Groff told Athens County commissioners during a public meeting on Sept. 29 that ODNR has given Carper Well Services until June 2021 to remove the well head and attached piping.
To dispose of the waste, Austin Master Services, an ODNR-approved company that handles radioactive waste transport and storage hired by Carper, sent it to a specialized facility in Texas. The radiation levels were too high to be allowed in an Ohio landfill.
The closure and cleanup of the Ginsburg well, though a small victory in the context of the larger problem of unregulated toxic and radioactive waste from oil and gas drilling, is significant.

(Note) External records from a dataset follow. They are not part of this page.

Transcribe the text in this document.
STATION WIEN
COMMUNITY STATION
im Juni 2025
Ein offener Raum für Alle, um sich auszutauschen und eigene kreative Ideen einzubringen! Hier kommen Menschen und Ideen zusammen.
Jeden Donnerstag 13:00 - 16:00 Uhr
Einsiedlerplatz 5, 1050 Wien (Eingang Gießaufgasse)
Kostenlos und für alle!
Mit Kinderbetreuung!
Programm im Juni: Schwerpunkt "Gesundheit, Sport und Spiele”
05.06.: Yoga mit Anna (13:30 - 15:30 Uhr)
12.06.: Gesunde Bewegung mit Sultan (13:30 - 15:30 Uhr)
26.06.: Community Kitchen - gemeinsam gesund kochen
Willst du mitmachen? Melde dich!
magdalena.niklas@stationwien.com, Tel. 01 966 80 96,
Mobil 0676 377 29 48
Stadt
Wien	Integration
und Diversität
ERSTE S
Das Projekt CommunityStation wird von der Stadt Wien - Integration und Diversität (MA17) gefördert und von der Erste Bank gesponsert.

“It proves undeniably the toxicity and radioactivity of the waste,” Groff says. “We no longer have to prove that it’s in the brine. It’s leverage to hopefully educate lawmakers.”
“We’re taking this step by step,” she adds. “First we close the open-pit wells, the next step is proving that brine is harmful to people and the environment, then we can tackle the injection well rules and regulations. Probably not in my lifetime, but maybe someday somebody will show how the oil and gas industry has blindsided everybody.
“We are not finished with all of this but we have a small celebration on this chapter.”